Silver Apples’ self-titled debut album was released on the Kapp label in 1968, and sired the manifesto-like single, Oscillations, which Coxe said was the first song he wrote. The album’s follow-up, Contact, followed a year later. By the time Coxe and Taylor recorded what was scheduled to be their third album, however, both Silver Apples and their label were defunct.

This followed a lawsuit by Pan Am airlines, who had allowed the band to be photographed in the cockpit of one of their airliners for the cover of Contact on the proviso the Pan Am logo was visible. Pan Am, however, was less happy with the flipside, which displayed an image of a plane crash. Copies of Contact were pulled from record stores and Silver Apples were prevented from playing live. It would be almost thirty years before the lost Silver Apples album, The Garden, was completed and released, revealing one of the missing links of the 1960s musical underground.
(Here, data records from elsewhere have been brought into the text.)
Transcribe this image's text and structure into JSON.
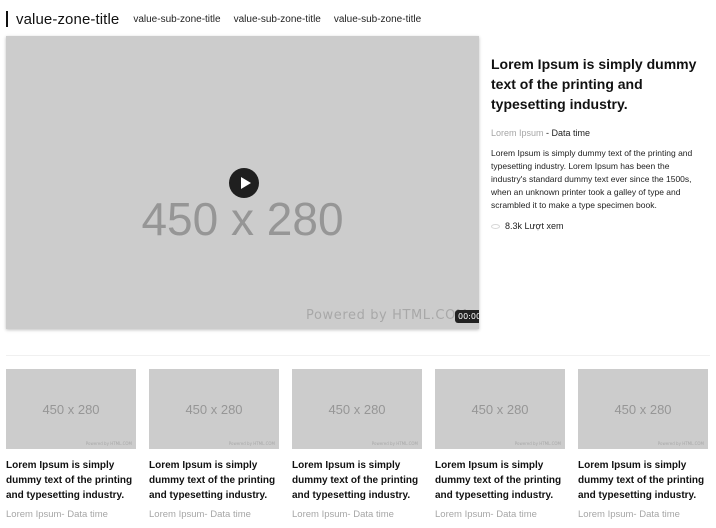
{
  "zone": {
    "title": "value-zone-title",
    "sub_titles": [
      "value-sub-zone-title",
      "value-sub-zone-title",
      "value-sub-zone-title"
    ]
  },
  "main_video": {
    "placeholder": "450 x 280",
    "powered_by": "Powered by HTML.COM",
    "duration": "00:00",
    "play_icon": "play-icon"
  },
  "main_article": {
    "title": "Lorem Ipsum is simply dummy text of the printing and typesetting industry.",
    "source": "Lorem Ipsum",
    "separator": " - ",
    "date": "Data time",
    "description": "Lorem Ipsum is simply dummy text of the printing and typesetting industry. Lorem Ipsum has been the industry's standard dummy text ever since the 1500s, when an unknown printer took a galley of type and scrambled it to make a type specimen book.",
    "views_icon": "eye-icon",
    "views": "8.3k Lượt xem"
  },
  "cards": [
    {
      "placeholder": "450 x 280",
      "powered_by": "Powered by HTML.COM",
      "title": "Lorem Ipsum is simply dummy text of the printing and typesetting industry.",
      "meta": "Lorem Ipsum- Data time"
    },
    {
      "placeholder": "450 x 280",
      "powered_by": "Powered by HTML.COM",
      "title": "Lorem Ipsum is simply dummy text of the printing and typesetting industry.",
      "meta": "Lorem Ipsum- Data time"
    },
    {
      "placeholder": "450 x 280",
      "powered_by": "Powered by HTML.COM",
      "title": "Lorem Ipsum is simply dummy text of the printing and typesetting industry.",
      "meta": "Lorem Ipsum- Data time"
    },
    {
      "placeholder": "450 x 280",
      "powered_by": "Powered by HTML.COM",
      "title": "Lorem Ipsum is simply dummy text of the printing and typesetting industry.",
      "meta": "Lorem Ipsum- Data time"
    },
    {
      "placeholder": "450 x 280",
      "powered_by": "Powered by HTML.COM",
      "title": "Lorem Ipsum is simply dummy text of the printing and typesetting industry.",
      "meta": "Lorem Ipsum- Data time"
    }
  ]
}
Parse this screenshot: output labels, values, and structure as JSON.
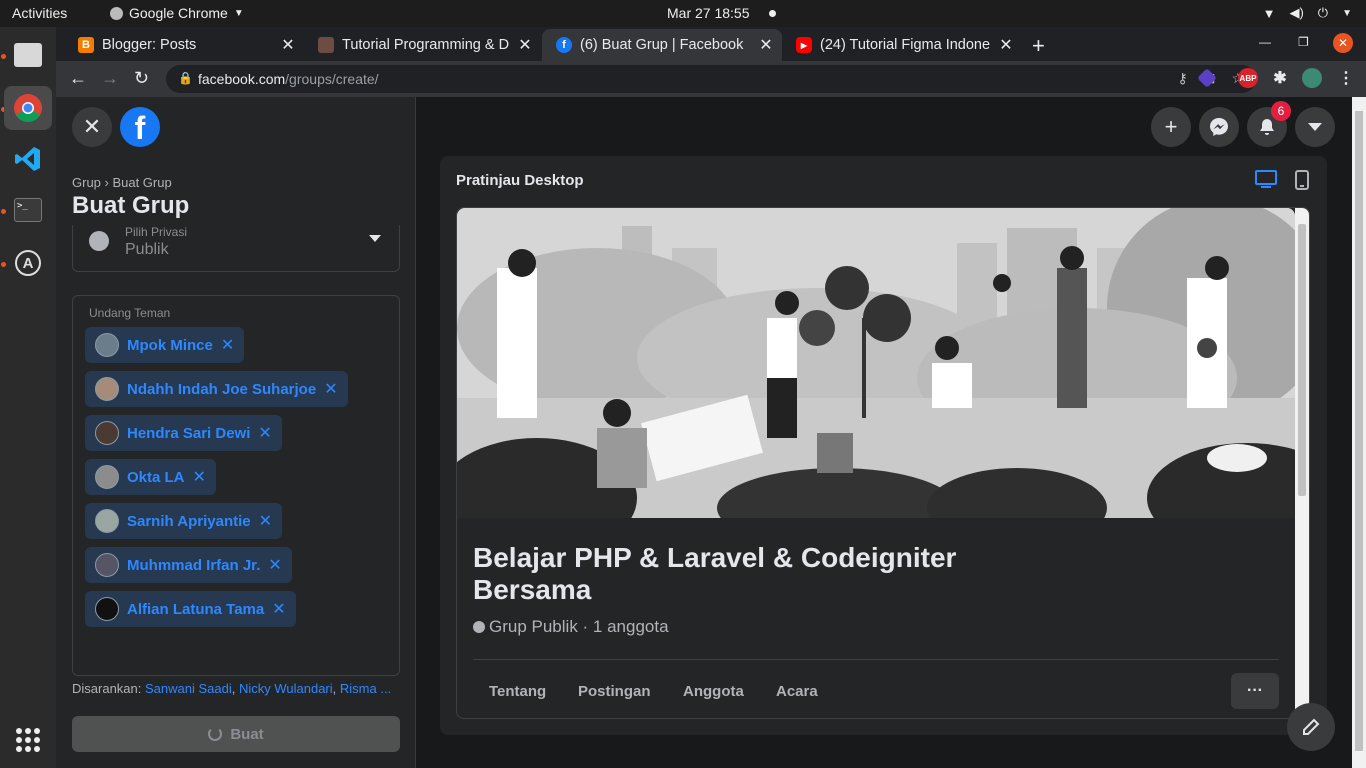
{
  "os": {
    "activities": "Activities",
    "app_name": "Google Chrome",
    "clock": "Mar 27  18:55"
  },
  "browser": {
    "tabs": [
      {
        "title": "Blogger: Posts",
        "favicon": "blogger-icon",
        "color": "#f57c00"
      },
      {
        "title": "Tutorial Programming & D",
        "favicon": "avatar-icon",
        "color": "#6d4c41"
      },
      {
        "title": "(6) Buat Grup | Facebook",
        "favicon": "facebook-icon",
        "color": "#1877f2"
      },
      {
        "title": "(24) Tutorial Figma Indone",
        "favicon": "youtube-icon",
        "color": "#ff0000"
      }
    ],
    "url_host": "facebook.com",
    "url_path": "/groups/create/",
    "ext_abp": "ABP"
  },
  "sidebar": {
    "breadcrumb": "Grup › Buat Grup",
    "title": "Buat Grup",
    "privacy": {
      "label": "Pilih Privasi",
      "value": "Publik"
    },
    "invite_label": "Undang Teman",
    "invitees": [
      {
        "name": "Mpok Mince"
      },
      {
        "name": "Ndahh Indah Joe Suharjoe"
      },
      {
        "name": "Hendra Sari Dewi"
      },
      {
        "name": "Okta LA"
      },
      {
        "name": "Sarnih Apriyantie"
      },
      {
        "name": "Muhmmad Irfan Jr."
      },
      {
        "name": "Alfian Latuna Tama"
      }
    ],
    "suggest_prefix": "Disarankan:",
    "suggestions": [
      "Sanwani Saadi",
      "Nicky Wulandari",
      "Risma ..."
    ],
    "create_label": "Buat"
  },
  "header": {
    "notif_count": "6"
  },
  "preview": {
    "title": "Pratinjau Desktop",
    "group_name": "Belajar PHP & Laravel & Codeigniter Bersama",
    "group_meta": "Grup Publik · 1 anggota",
    "tabs": [
      "Tentang",
      "Postingan",
      "Anggota",
      "Acara"
    ],
    "more_label": "···"
  },
  "colors": {
    "fb_blue": "#1877f2",
    "link": "#2d88ff",
    "panel": "#242526",
    "bg": "#18191a"
  }
}
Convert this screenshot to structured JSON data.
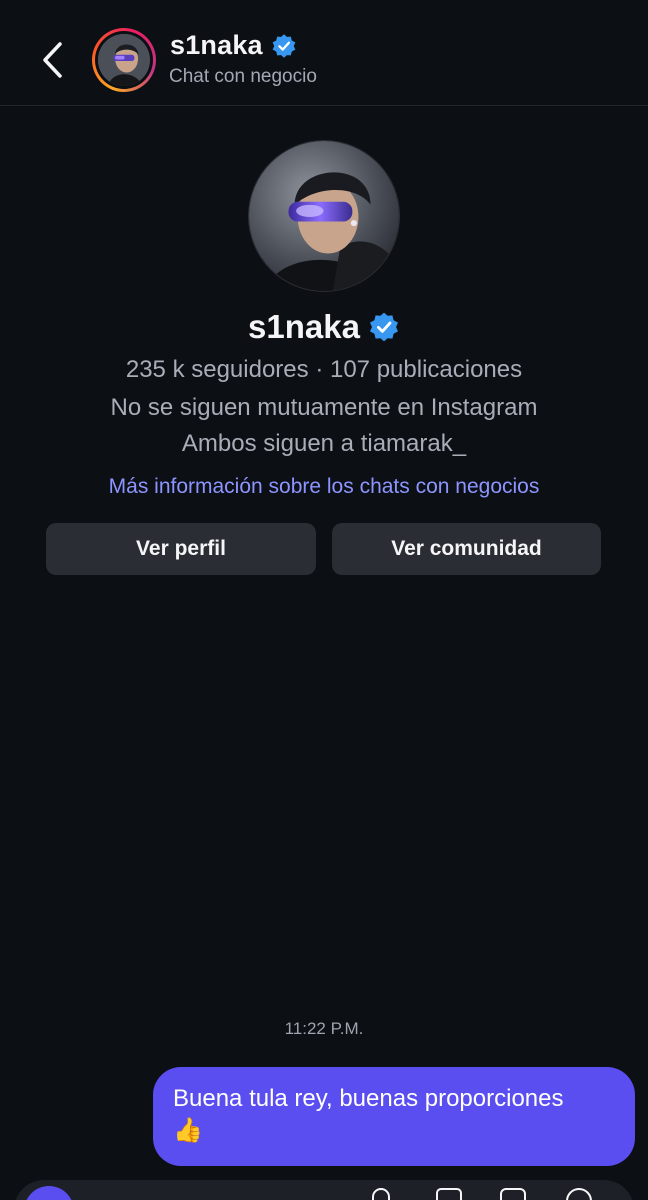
{
  "header": {
    "back_icon": "chevron-left-icon",
    "name": "s1naka",
    "subtitle": "Chat con negocio",
    "verified_icon": "verified-badge-icon"
  },
  "profile": {
    "name": "s1naka",
    "stats": "235 k seguidores · 107 publicaciones",
    "mutual": "No se siguen mutuamente en Instagram",
    "follows": "Ambos siguen a tiamarak_",
    "info_link": "Más información sobre los chats con negocios",
    "view_profile_label": "Ver perfil",
    "view_community_label": "Ver comunidad"
  },
  "chat": {
    "timestamp": "11:22 P.M.",
    "message_text": "Buena tula rey, buenas proporciones",
    "message_emoji": "👍"
  },
  "colors": {
    "background": "#0c0f14",
    "accent": "#5b4ef0",
    "link": "#8c95ff",
    "verified": "#3897f0"
  }
}
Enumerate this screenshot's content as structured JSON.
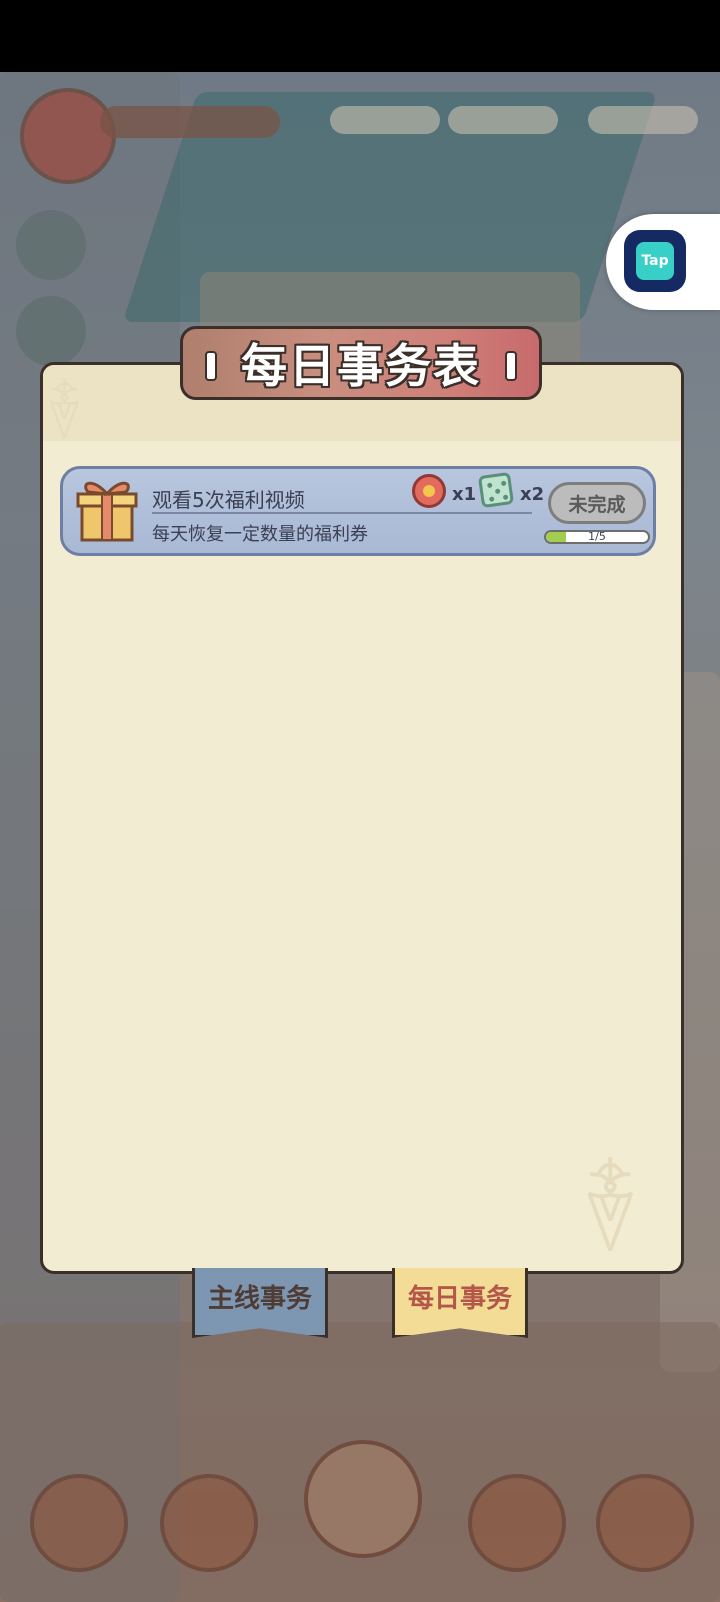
{
  "panel": {
    "title": "每日事务表"
  },
  "tasks": [
    {
      "title": "观看5次福利视频",
      "description": "每天恢复一定数量的福利券",
      "rewards": [
        {
          "icon": "flower-coin-icon",
          "count": "x1"
        },
        {
          "icon": "dice-icon",
          "count": "x2"
        }
      ],
      "status": "未完成",
      "progress_text": "1/5",
      "progress_fraction": 0.2
    }
  ],
  "tabs": [
    {
      "label": "主线事务",
      "selected": false
    },
    {
      "label": "每日事务",
      "selected": true
    }
  ],
  "tap_button": {
    "label": "Tap"
  },
  "colors": {
    "panel_bg": "#f2ecd3",
    "title_banner": "#c98e7f",
    "task_card": "#b8c6de",
    "status_button": "#bcbcbc",
    "progress_fill": "#a3cd4e",
    "tab_main": "#7d97b2",
    "tab_daily": "#f3dc96"
  }
}
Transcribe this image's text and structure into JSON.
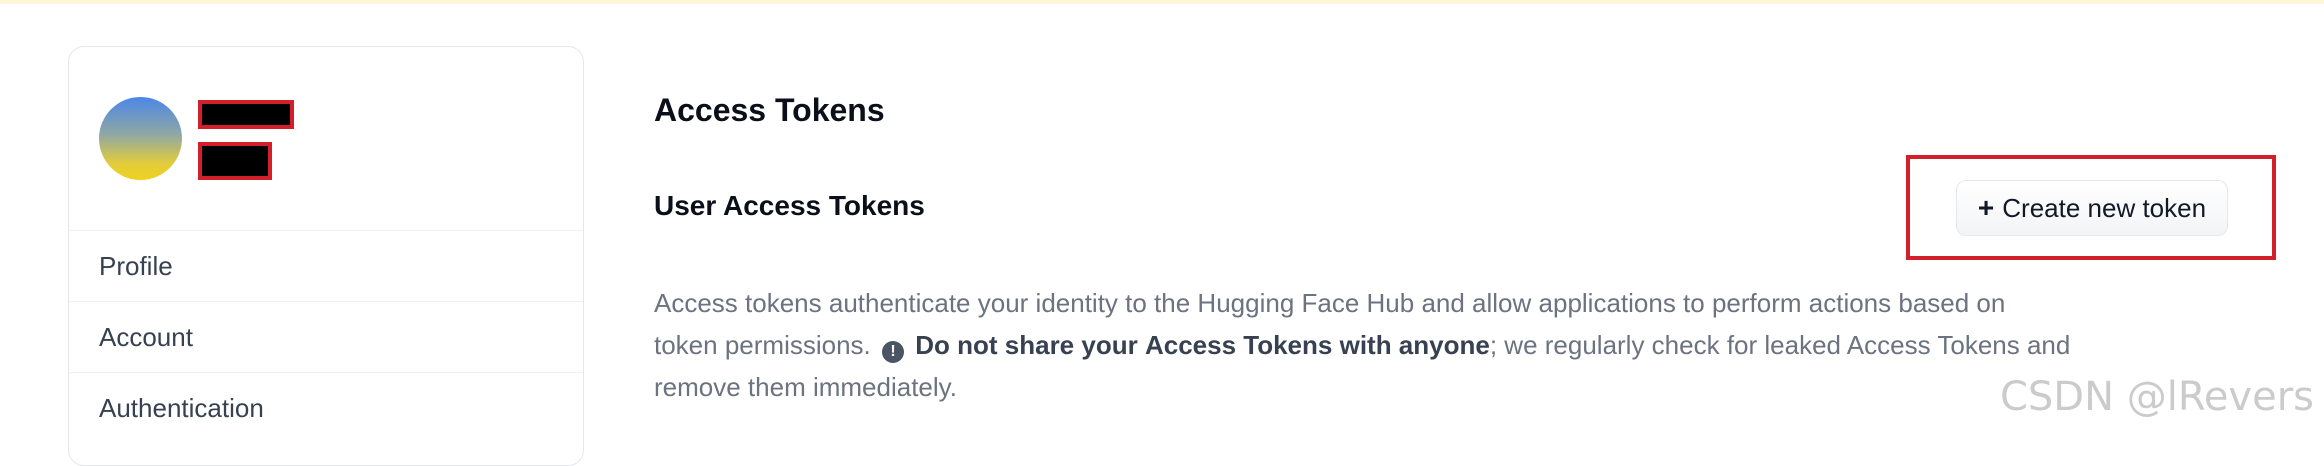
{
  "sidebar": {
    "items": [
      {
        "label": "Profile"
      },
      {
        "label": "Account"
      },
      {
        "label": "Authentication"
      }
    ]
  },
  "main": {
    "title": "Access Tokens",
    "section_title": "User Access Tokens",
    "create_button": {
      "icon": "+",
      "label": "Create new token"
    },
    "description": {
      "part1": "Access tokens authenticate your identity to the Hugging Face Hub and allow applications to perform actions based on token permissions.",
      "warning_icon": "!",
      "bold1": "Do not share your",
      "bold2": "Access Tokens",
      "bold3": "with anyone",
      "part2": "; we regularly check for leaked Access Tokens and remove them immediately."
    }
  },
  "watermark": "CSDN @lRevers",
  "colors": {
    "highlight": "#d21f2a",
    "top_strip": "#fdf6d8"
  }
}
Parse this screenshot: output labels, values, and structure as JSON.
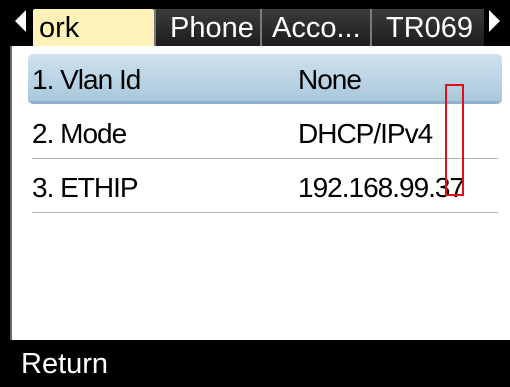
{
  "tabs": [
    {
      "label": "ork",
      "active": true
    },
    {
      "label": "Phone",
      "active": false
    },
    {
      "label": "Acco...",
      "active": false
    },
    {
      "label": "TR069",
      "active": false
    }
  ],
  "rows": [
    {
      "label": "1. Vlan Id",
      "value": "None",
      "selected": true
    },
    {
      "label": "2. Mode",
      "value": "DHCP/IPv4",
      "selected": false
    },
    {
      "label": "3. ETHIP",
      "value": "192.168.99.37",
      "selected": false
    }
  ],
  "footer": {
    "return_label": "Return"
  },
  "colors": {
    "active_tab": "#fff2b8",
    "selected_row": "#a9c8dc",
    "highlight_box": "#e0101a"
  }
}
“If we had continued,” Coxe said in a 2012 interview prior to a show at Glasgow Film Festival, “I guess we would probably have succumbed to public pressure in order to keep our contract. It wasn’t easy – and this is a confession – to walk into a room full of people and hear them constantly say things like ‘Why can’t you play in tune?’ It eats into you, and just because we’re human beings, we would never have kept that purity. So, in a way, I’m glad it didn’t happen for us, because there’s a cleanliness about that.”

Simeon Oliver Coxe III was born in Knoxville, Tennessee, and from the age of seven grew up in New Orleans before moving to New York. Silver Apples took their name from te W.B. Yeats poem, The Song of Wandering Aengus. California-based electronic composer Morton Subotnick had already drawn from the same source with his 1967 debut album, Silver Apples of the Moon, while in 1953, science fiction writer Ray Bradbury named his short story collection, The Golden Apples of the Sun, after an accompanying line in the poem.

Coxe and Taylor’s way-out sounds were championed by New York mayor John Lindsay, and they played in Central Park to an audience of thousands to accompany a live screening of the 1969 Apollo 11 Moon landing. They were admired, too, by Jimi Hendrix, a friend of Taylor’s. Prior to Hendrix’s flag-burning performance of The Star Spangled Banner at Woodstock, the trio jammed an even more out-there version.

Following the band’s demise, Coxe stopped making music and moved to Alabama. He drove an ice cream truck and worked as a news reporter at the Mobile-based WKRG TV and other stations, once getting fired for revealing that Santa Claus wasn’t real.

He also became an artist, curating at local galleries and “banging my head for twenty years against the political b------t of the art world” as a painter.

Interest in Silver Apples was rekindled after their two albums were released as bootlegs. In 1994, a tribute album, Electronic Evocations, saw artists from a new electronic underground covering Silver Apples songs. Coxe reformed a version of Silver Apples with Xian Hawkins and Michael Lerner, releasing Decatur (1997) and Beacon (1998) before joining forces again with Taylor and the belated release of The Garden (1998).

Coxe was put out of action following a serious road accident the same year, and Taylor passed away in 2005. When Coxe started playing live again as Silver Apples, rather than bring in another drummer, he used recordings of Taylor’s original drum patterns alongside samples of the now hard to replace oscillators. In 2016, Coxe released what turned out to be the final Silver Apples album, Clinging to a Dream. The sounds on the record might have sounded more familiar to latter-day listeners, but Coxe remained ahead of the curve.

“When we were around the first time,” Coxe said in 2012, “rock and roll bands were terrified of even using the word ‘electronics’, as though this was a threat to real instruments. Now, it’s the other way round.”

He is survived by his long-term companion and creative collaborator, Lydia Winn LeVert, his brother, David S. Coxe, and a nephew, Aaron Coxe.